9.—(1.)  Where, before the commencement of this Act, a person has undergone a period of imprisonment in a prison in the State by way of execution, or purported execution, of a sentence of imprisonment imposed under a law as in force in the Territory, whether or not the person is in such a prison at the commencement of this Act, he shall be deemed to have duly served that period of imprisonment in accordance with that sentence or law.

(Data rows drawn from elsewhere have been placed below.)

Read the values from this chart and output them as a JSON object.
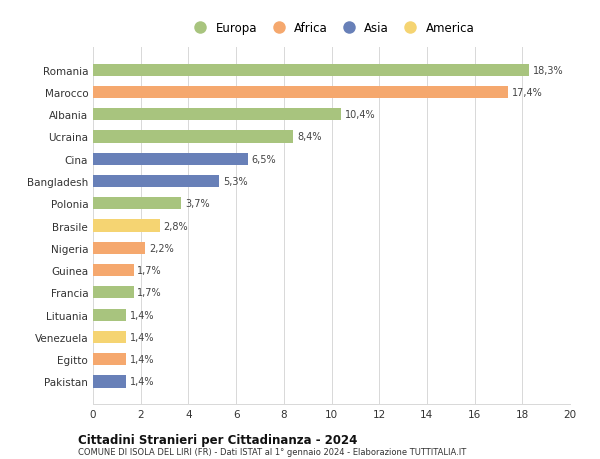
{
  "categories": [
    "Romania",
    "Marocco",
    "Albania",
    "Ucraina",
    "Cina",
    "Bangladesh",
    "Polonia",
    "Brasile",
    "Nigeria",
    "Guinea",
    "Francia",
    "Lituania",
    "Venezuela",
    "Egitto",
    "Pakistan"
  ],
  "values": [
    18.3,
    17.4,
    10.4,
    8.4,
    6.5,
    5.3,
    3.7,
    2.8,
    2.2,
    1.7,
    1.7,
    1.4,
    1.4,
    1.4,
    1.4
  ],
  "labels": [
    "18,3%",
    "17,4%",
    "10,4%",
    "8,4%",
    "6,5%",
    "5,3%",
    "3,7%",
    "2,8%",
    "2,2%",
    "1,7%",
    "1,7%",
    "1,4%",
    "1,4%",
    "1,4%",
    "1,4%"
  ],
  "colors": [
    "#a8c47e",
    "#f5a86e",
    "#a8c47e",
    "#a8c47e",
    "#6880b8",
    "#6880b8",
    "#a8c47e",
    "#f5d472",
    "#f5a86e",
    "#f5a86e",
    "#a8c47e",
    "#a8c47e",
    "#f5d472",
    "#f5a86e",
    "#6880b8"
  ],
  "legend": {
    "Europa": "#a8c47e",
    "Africa": "#f5a86e",
    "Asia": "#6880b8",
    "America": "#f5d472"
  },
  "title": "Cittadini Stranieri per Cittadinanza - 2024",
  "subtitle": "COMUNE DI ISOLA DEL LIRI (FR) - Dati ISTAT al 1° gennaio 2024 - Elaborazione TUTTITALIA.IT",
  "xlim": [
    0,
    20
  ],
  "xticks": [
    0,
    2,
    4,
    6,
    8,
    10,
    12,
    14,
    16,
    18,
    20
  ],
  "background_color": "#ffffff",
  "grid_color": "#d8d8d8"
}
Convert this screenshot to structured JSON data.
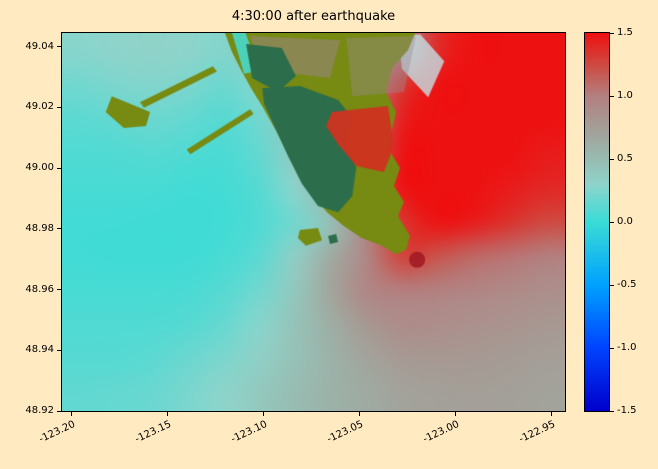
{
  "figure": {
    "title": "4:30:00 after earthquake",
    "background": "#ffeac2"
  },
  "axes": {
    "x": {
      "range": [
        -123.205,
        -122.943
      ],
      "ticks": [
        -123.2,
        -123.15,
        -123.1,
        -123.05,
        -123.0,
        -122.95
      ],
      "tick_labels": [
        "-123.20",
        "-123.15",
        "-123.10",
        "-123.05",
        "-123.00",
        "-122.95"
      ]
    },
    "y": {
      "range": [
        48.92,
        49.0445
      ],
      "ticks": [
        49.04,
        49.02,
        49.0,
        48.98,
        48.96,
        48.94,
        48.92
      ],
      "tick_labels": [
        "49.04",
        "49.02",
        "49.00",
        "48.98",
        "48.96",
        "48.94",
        "48.92"
      ]
    }
  },
  "colorbar": {
    "range": [
      -1.5,
      1.5
    ],
    "ticks": [
      1.5,
      1.0,
      0.5,
      0.0,
      -0.5,
      -1.0,
      -1.5
    ],
    "tick_labels": [
      "1.5",
      "1.0",
      "0.5",
      "0.0",
      "-0.5",
      "-1.0",
      "-1.5"
    ]
  },
  "chart_data": {
    "type": "heatmap",
    "title": "4:30:00 after earthquake",
    "xlabel": "",
    "ylabel": "",
    "x_range": [
      -123.205,
      -122.943
    ],
    "y_range": [
      48.92,
      49.0445
    ],
    "value_range": [
      -1.5,
      1.5
    ],
    "grid_note": "Sea-surface elevation field sampled on a coarse grid, row-major from north (top) to south (bottom), west (left) to east (right); values in same units as colorbar.",
    "colormap_stops": [
      {
        "value": -1.5,
        "color": "#0000cc"
      },
      {
        "value": -1.0,
        "color": "#0044ff"
      },
      {
        "value": -0.5,
        "color": "#00a2ff"
      },
      {
        "value": 0.0,
        "color": "#3adcd6"
      },
      {
        "value": 0.3,
        "color": "#8ed4cb"
      },
      {
        "value": 0.5,
        "color": "#98bcb1"
      },
      {
        "value": 0.75,
        "color": "#a49e97"
      },
      {
        "value": 1.0,
        "color": "#b38080"
      },
      {
        "value": 1.25,
        "color": "#cf4a42"
      },
      {
        "value": 1.5,
        "color": "#ee1111"
      }
    ],
    "grid_values": [
      [
        0.28,
        0.3,
        0.32,
        0.3,
        0.26,
        0.4,
        0.55,
        0.6,
        0.7,
        1.0,
        1.4,
        1.5,
        1.5,
        1.5
      ],
      [
        0.2,
        0.24,
        0.26,
        0.24,
        0.18,
        0.28,
        0.5,
        0.75,
        0.9,
        1.35,
        1.5,
        1.5,
        1.5,
        1.5
      ],
      [
        0.12,
        0.15,
        0.18,
        0.15,
        0.1,
        0.2,
        0.45,
        0.9,
        1.0,
        1.45,
        1.5,
        1.5,
        1.5,
        1.5
      ],
      [
        0.08,
        0.08,
        0.1,
        0.08,
        0.06,
        0.15,
        0.4,
        0.85,
        1.1,
        1.5,
        1.5,
        1.5,
        1.5,
        1.45
      ],
      [
        0.05,
        0.05,
        0.05,
        0.03,
        0.04,
        0.1,
        0.3,
        0.7,
        1.2,
        1.5,
        1.5,
        1.5,
        1.45,
        1.4
      ],
      [
        0.03,
        0.03,
        0.02,
        0.02,
        0.03,
        0.08,
        0.2,
        0.45,
        1.0,
        1.35,
        1.5,
        1.45,
        1.35,
        1.25
      ],
      [
        0.03,
        0.02,
        0.02,
        0.02,
        0.05,
        0.12,
        0.35,
        0.65,
        0.95,
        1.3,
        1.2,
        1.1,
        1.05,
        1.0
      ],
      [
        0.05,
        0.05,
        0.05,
        0.06,
        0.1,
        0.2,
        0.4,
        0.7,
        0.95,
        1.0,
        0.98,
        0.95,
        0.92,
        0.88
      ],
      [
        0.08,
        0.08,
        0.08,
        0.1,
        0.16,
        0.28,
        0.45,
        0.62,
        0.8,
        0.9,
        0.88,
        0.86,
        0.83,
        0.8
      ],
      [
        0.1,
        0.1,
        0.12,
        0.18,
        0.24,
        0.34,
        0.46,
        0.58,
        0.7,
        0.78,
        0.8,
        0.79,
        0.77,
        0.74
      ],
      [
        0.14,
        0.15,
        0.17,
        0.23,
        0.3,
        0.4,
        0.5,
        0.58,
        0.65,
        0.71,
        0.73,
        0.74,
        0.73,
        0.71
      ]
    ],
    "land_overlays": [
      {
        "type": "polygon",
        "name": "shallow-pale-band",
        "color": "#c2ecf2",
        "alpha": 0.75,
        "points": [
          [
            0.668,
            0.008
          ],
          [
            0.712,
            0.003
          ],
          [
            0.76,
            0.075
          ],
          [
            0.728,
            0.17
          ],
          [
            0.676,
            0.095
          ]
        ]
      },
      {
        "type": "polygon",
        "name": "main-landmass-olive",
        "color": "#778a12",
        "alpha": 1,
        "points": [
          [
            0.324,
            0.0
          ],
          [
            0.702,
            0.0
          ],
          [
            0.688,
            0.045
          ],
          [
            0.656,
            0.093
          ],
          [
            0.644,
            0.156
          ],
          [
            0.664,
            0.209
          ],
          [
            0.648,
            0.304
          ],
          [
            0.672,
            0.357
          ],
          [
            0.66,
            0.405
          ],
          [
            0.68,
            0.447
          ],
          [
            0.668,
            0.484
          ],
          [
            0.692,
            0.537
          ],
          [
            0.684,
            0.574
          ],
          [
            0.664,
            0.585
          ],
          [
            0.636,
            0.563
          ],
          [
            0.596,
            0.542
          ],
          [
            0.561,
            0.511
          ],
          [
            0.527,
            0.474
          ],
          [
            0.499,
            0.431
          ],
          [
            0.471,
            0.373
          ],
          [
            0.447,
            0.315
          ],
          [
            0.425,
            0.257
          ],
          [
            0.4,
            0.198
          ],
          [
            0.376,
            0.146
          ],
          [
            0.356,
            0.098
          ],
          [
            0.338,
            0.05
          ]
        ]
      },
      {
        "type": "polygon",
        "name": "river-channel-cyan",
        "color": "#49d8cc",
        "alpha": 0.9,
        "points": [
          [
            0.338,
            0.0
          ],
          [
            0.365,
            0.0
          ],
          [
            0.392,
            0.1
          ],
          [
            0.362,
            0.108
          ]
        ]
      },
      {
        "type": "polygon",
        "name": "urban-speckle-west",
        "color": "#a583a0",
        "alpha": 0.45,
        "points": [
          [
            0.374,
            0.008
          ],
          [
            0.553,
            0.019
          ],
          [
            0.533,
            0.119
          ],
          [
            0.398,
            0.098
          ]
        ]
      },
      {
        "type": "polygon",
        "name": "urban-speckle-east",
        "color": "#9c8c94",
        "alpha": 0.4,
        "points": [
          [
            0.565,
            0.013
          ],
          [
            0.704,
            0.008
          ],
          [
            0.68,
            0.156
          ],
          [
            0.577,
            0.167
          ]
        ]
      },
      {
        "type": "polygon",
        "name": "interior-darkgreen-upper",
        "color": "#2c6e4b",
        "alpha": 1,
        "points": [
          [
            0.366,
            0.029
          ],
          [
            0.437,
            0.04
          ],
          [
            0.465,
            0.114
          ],
          [
            0.429,
            0.156
          ],
          [
            0.378,
            0.119
          ]
        ]
      },
      {
        "type": "polygon",
        "name": "interior-darkgreen-main",
        "color": "#2c6e4b",
        "alpha": 1,
        "points": [
          [
            0.398,
            0.146
          ],
          [
            0.473,
            0.14
          ],
          [
            0.549,
            0.177
          ],
          [
            0.577,
            0.225
          ],
          [
            0.565,
            0.288
          ],
          [
            0.585,
            0.357
          ],
          [
            0.577,
            0.431
          ],
          [
            0.549,
            0.474
          ],
          [
            0.509,
            0.458
          ],
          [
            0.477,
            0.399
          ],
          [
            0.449,
            0.325
          ],
          [
            0.422,
            0.246
          ],
          [
            0.402,
            0.188
          ]
        ]
      },
      {
        "type": "polygon",
        "name": "flooded-red-patch",
        "color": "#cf3320",
        "alpha": 0.95,
        "points": [
          [
            0.537,
            0.209
          ],
          [
            0.648,
            0.193
          ],
          [
            0.66,
            0.299
          ],
          [
            0.64,
            0.368
          ],
          [
            0.585,
            0.352
          ],
          [
            0.549,
            0.294
          ],
          [
            0.525,
            0.246
          ]
        ]
      },
      {
        "type": "polygon",
        "name": "terminal-blob-olive",
        "color": "#778a12",
        "alpha": 1,
        "points": [
          [
            0.099,
            0.167
          ],
          [
            0.175,
            0.209
          ],
          [
            0.167,
            0.246
          ],
          [
            0.123,
            0.251
          ],
          [
            0.087,
            0.209
          ]
        ]
      },
      {
        "type": "polygon",
        "name": "causeway-upper",
        "color": "#778a12",
        "alpha": 1,
        "points": [
          [
            0.155,
            0.183
          ],
          [
            0.3,
            0.088
          ],
          [
            0.308,
            0.102
          ],
          [
            0.163,
            0.198
          ]
        ]
      },
      {
        "type": "polygon",
        "name": "causeway-lower",
        "color": "#778a12",
        "alpha": 1,
        "points": [
          [
            0.248,
            0.308
          ],
          [
            0.374,
            0.202
          ],
          [
            0.381,
            0.214
          ],
          [
            0.255,
            0.321
          ]
        ]
      },
      {
        "type": "polygon",
        "name": "small-island-olive",
        "color": "#778a12",
        "alpha": 1,
        "points": [
          [
            0.473,
            0.521
          ],
          [
            0.509,
            0.516
          ],
          [
            0.517,
            0.548
          ],
          [
            0.485,
            0.563
          ],
          [
            0.469,
            0.542
          ]
        ]
      },
      {
        "type": "polygon",
        "name": "small-island-darkgreen",
        "color": "#2c6e4b",
        "alpha": 1,
        "points": [
          [
            0.529,
            0.537
          ],
          [
            0.545,
            0.532
          ],
          [
            0.549,
            0.553
          ],
          [
            0.533,
            0.558
          ]
        ]
      },
      {
        "type": "circle",
        "name": "tip-crimson-spot",
        "color": "#a01822",
        "alpha": 0.85,
        "center": [
          0.706,
          0.6
        ],
        "r": 0.016
      }
    ]
  }
}
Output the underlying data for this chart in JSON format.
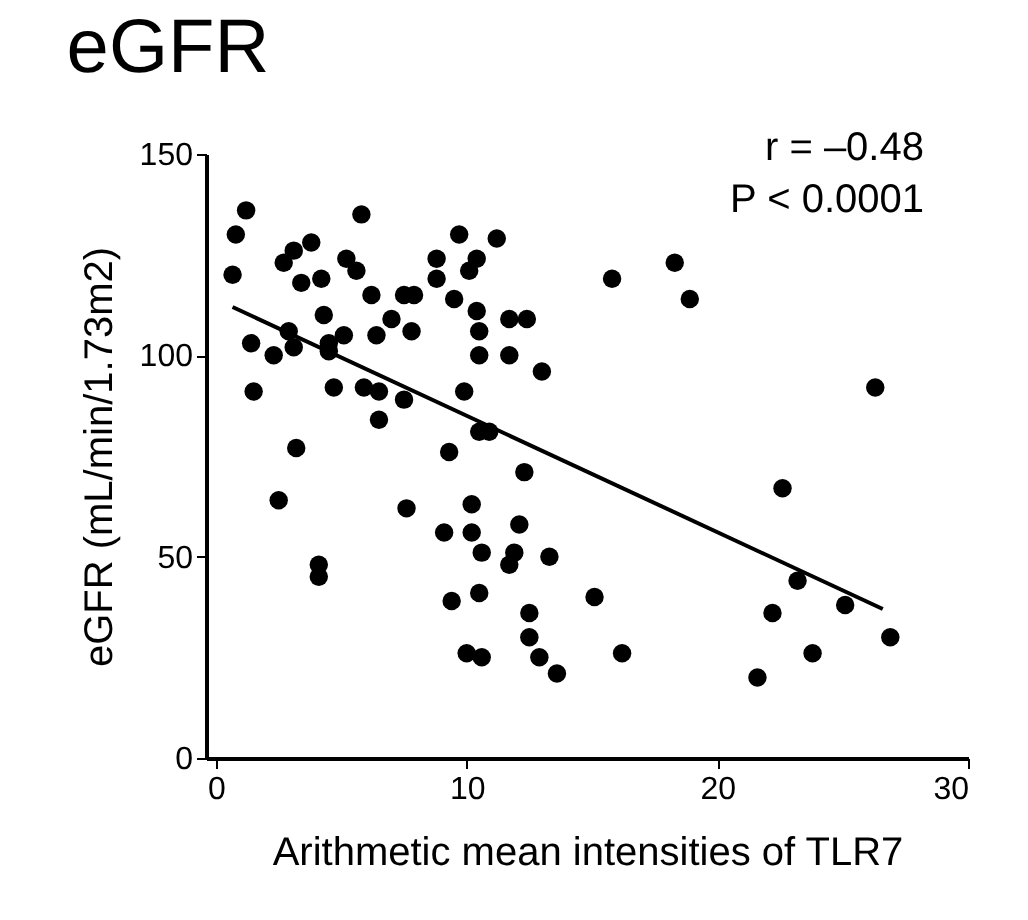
{
  "chart_data": {
    "type": "scatter",
    "title": "eGFR",
    "xlabel": "Arithmetic mean intensities of TLR7",
    "ylabel": "eGFR (mL/min/1.73m2)",
    "xlim": [
      -0.4,
      30
    ],
    "xticks": [
      0,
      10,
      20,
      30
    ],
    "ylim": [
      0,
      150
    ],
    "yticks": [
      0,
      50,
      100,
      150
    ],
    "grid": false,
    "annotations": [
      "r = –0.48",
      "P < 0.0001"
    ],
    "series": [
      {
        "color": "#000000",
        "marker": "circle",
        "x": [
          0.66,
          0.79,
          1.2,
          1.4,
          1.5,
          2.3,
          2.5,
          2.7,
          2.9,
          3.1,
          3.1,
          3.2,
          3.4,
          3.8,
          4.1,
          4.1,
          4.2,
          4.3,
          4.5,
          4.5,
          4.7,
          5.1,
          5.2,
          5.6,
          5.8,
          5.9,
          6.2,
          6.4,
          6.5,
          6.5,
          7.0,
          7.5,
          7.5,
          7.6,
          7.8,
          7.9,
          8.8,
          8.8,
          9.1,
          9.3,
          9.4,
          9.5,
          9.7,
          9.9,
          10.0,
          10.1,
          10.2,
          10.2,
          10.4,
          10.4,
          10.5,
          10.5,
          10.5,
          10.5,
          10.6,
          10.6,
          10.9,
          11.2,
          11.7,
          11.7,
          11.7,
          11.9,
          12.1,
          12.3,
          12.4,
          12.5,
          12.5,
          12.9,
          13.0,
          13.3,
          13.6,
          15.1,
          16.2,
          15.8,
          18.3,
          18.9,
          26.3,
          22.6,
          23.2,
          22.2,
          21.6,
          23.8,
          25.1,
          26.9
        ],
        "values": [
          120,
          130,
          136,
          103,
          91,
          100,
          64,
          123,
          106,
          126,
          102,
          77,
          118,
          128,
          48,
          45,
          119,
          110,
          103,
          101,
          92,
          105,
          124,
          121,
          135,
          92,
          115,
          105,
          91,
          84,
          109,
          115,
          89,
          62,
          106,
          115,
          124,
          119,
          56,
          76,
          39,
          114,
          130,
          91,
          26,
          121,
          63,
          56,
          124,
          111,
          41,
          106,
          100,
          81,
          51,
          25,
          81,
          129,
          109,
          100,
          48,
          51,
          58,
          71,
          109,
          36,
          30,
          25,
          96,
          50,
          21,
          40,
          26,
          119,
          123,
          114,
          92,
          67,
          44,
          36,
          20,
          26,
          38,
          30
        ]
      },
      {
        "type": "line",
        "marker": "none",
        "color": "#000000",
        "x": [
          0.66,
          26.6
        ],
        "values": [
          112,
          37
        ]
      }
    ]
  }
}
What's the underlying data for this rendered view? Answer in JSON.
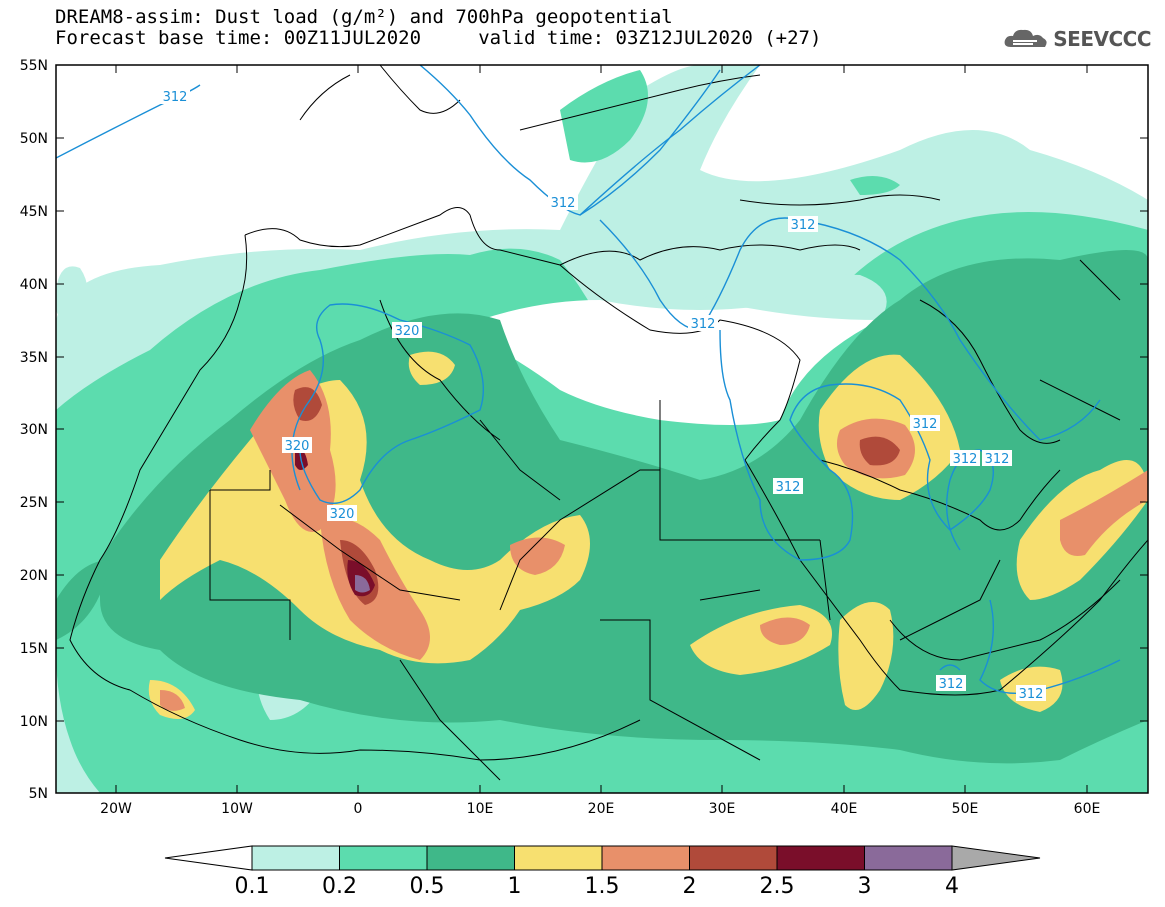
{
  "title": {
    "line1": "DREAM8-assim: Dust load (g/m²) and 700hPa geopotential",
    "line2": "Forecast base time: 00Z11JUL2020     valid time: 03Z12JUL2020 (+27)"
  },
  "logo": {
    "text": "SEEVCCC",
    "icon": "cloud-icon"
  },
  "axes": {
    "lat_labels": [
      "55N",
      "50N",
      "45N",
      "40N",
      "35N",
      "30N",
      "25N",
      "20N",
      "15N",
      "10N",
      "5N"
    ],
    "lon_labels": [
      "20W",
      "10W",
      "0",
      "10E",
      "20E",
      "30E",
      "40E",
      "50E",
      "60E"
    ]
  },
  "contour_labels": [
    {
      "text": "312"
    },
    {
      "text": "312"
    },
    {
      "text": "312"
    },
    {
      "text": "312"
    },
    {
      "text": "320"
    },
    {
      "text": "320"
    },
    {
      "text": "320"
    },
    {
      "text": "312"
    },
    {
      "text": "312"
    },
    {
      "text": "312"
    },
    {
      "text": "312"
    },
    {
      "text": "312"
    },
    {
      "text": "312"
    }
  ],
  "colorbar": {
    "levels": [
      "0.1",
      "0.2",
      "0.5",
      "1",
      "1.5",
      "2",
      "2.5",
      "3",
      "4"
    ],
    "colors": [
      "#ffffff",
      "#bdf0e4",
      "#5cdcae",
      "#3fb889",
      "#f7e070",
      "#e8906a",
      "#b04a3a",
      "#7a0e2a",
      "#8a6a9a",
      "#a9a9a9"
    ]
  }
}
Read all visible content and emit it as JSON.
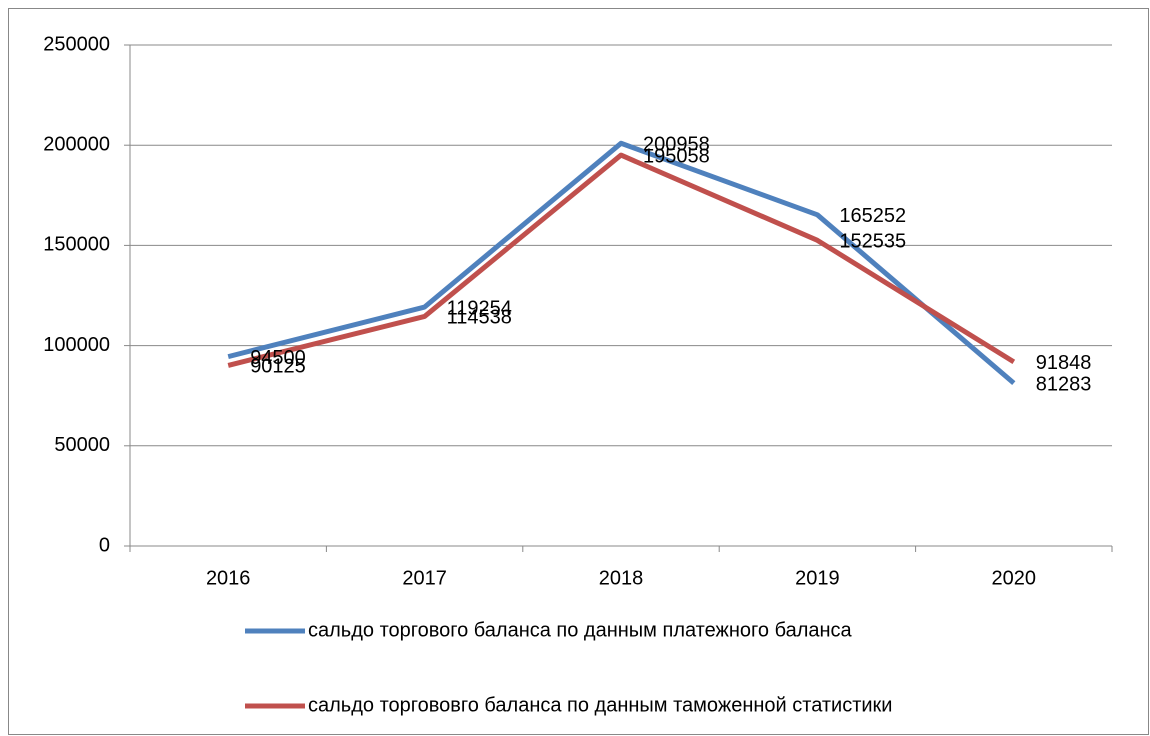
{
  "chart_data": {
    "type": "line",
    "categories": [
      "2016",
      "2017",
      "2018",
      "2019",
      "2020"
    ],
    "series": [
      {
        "name": "сальдо торгового баланса по данным платежного баланса",
        "color": "#4f81bd",
        "values": [
          94500,
          119254,
          200958,
          165252,
          81283
        ]
      },
      {
        "name": "сальдо торгововго баланса по данным таможенной статистики",
        "color": "#c0504d",
        "values": [
          90125,
          114538,
          195058,
          152535,
          91848
        ]
      }
    ],
    "ylim": [
      0,
      250000
    ],
    "yticks": [
      0,
      50000,
      100000,
      150000,
      200000,
      250000
    ],
    "grid": true,
    "legend": "bottom"
  }
}
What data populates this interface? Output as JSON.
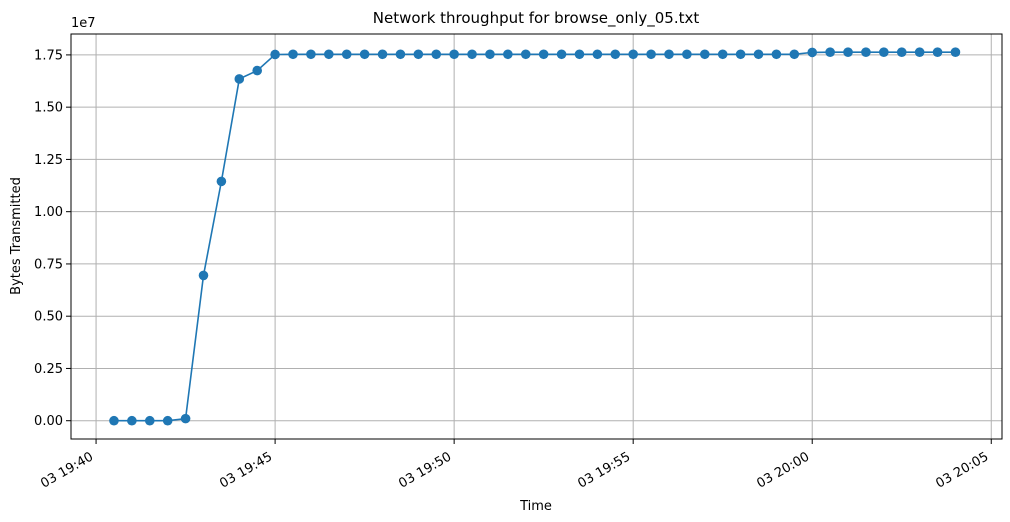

(2.)  Where, before the commencement of this Act, a person has been removed in custody from the Territory to the State, and detained in custody in the State, for the purpose of giving effect to an order or sentence of a magistrate or court, that removal and detention, and any act or thing done in relation to that removal or detention, shall be deemed, for all purposes (including the purposes of any action or proceeding, whether instituted before or after the commencement of this Act), to have been as lawful as they would have been if this Act had been in force at the time of the removal and detention and the removal and detention had been in accordance with this Act.

Evidence.

10.   A warrant purporting to be a warrant under this Act and to be under the hand of an authorized person shall be received in evidence in any Federal or State court or court of a Territory without further proof, and is evidence of the facts stated in the warrant.

Saving of certain laws.

11.   This Act does not affect—

(a) the exercise of the Royal prerogative of mercy;

(b) the operation of sections 17, 19a and 20 of the Crimes Act 1914—1966, including those sections as affected by section 7 of the Interpretation Ordinance 1937–1967 of the Territory;


 

(c) the operation of any other law of the Commonwealth, or of any law in force in the Territory, relating to the release of offenders; or

(d) the operation of any of the following ordinances of the Territory, namely, the Child Welfare Agreement Ordinance 1941–1962, the Mental Health Ordinance 1962–1966 and the Insane Persons and Inebriates (Committal and Detention) Ordinance 1936–1937.

Regulations.

12.   The Governor-General may make regulations, not inconsistent with this Act, prescribing all matters necessary or convenient to be prescribed for carrying out or giving effect to this Act and, in particular, prescribing forms for the purposes of this Act.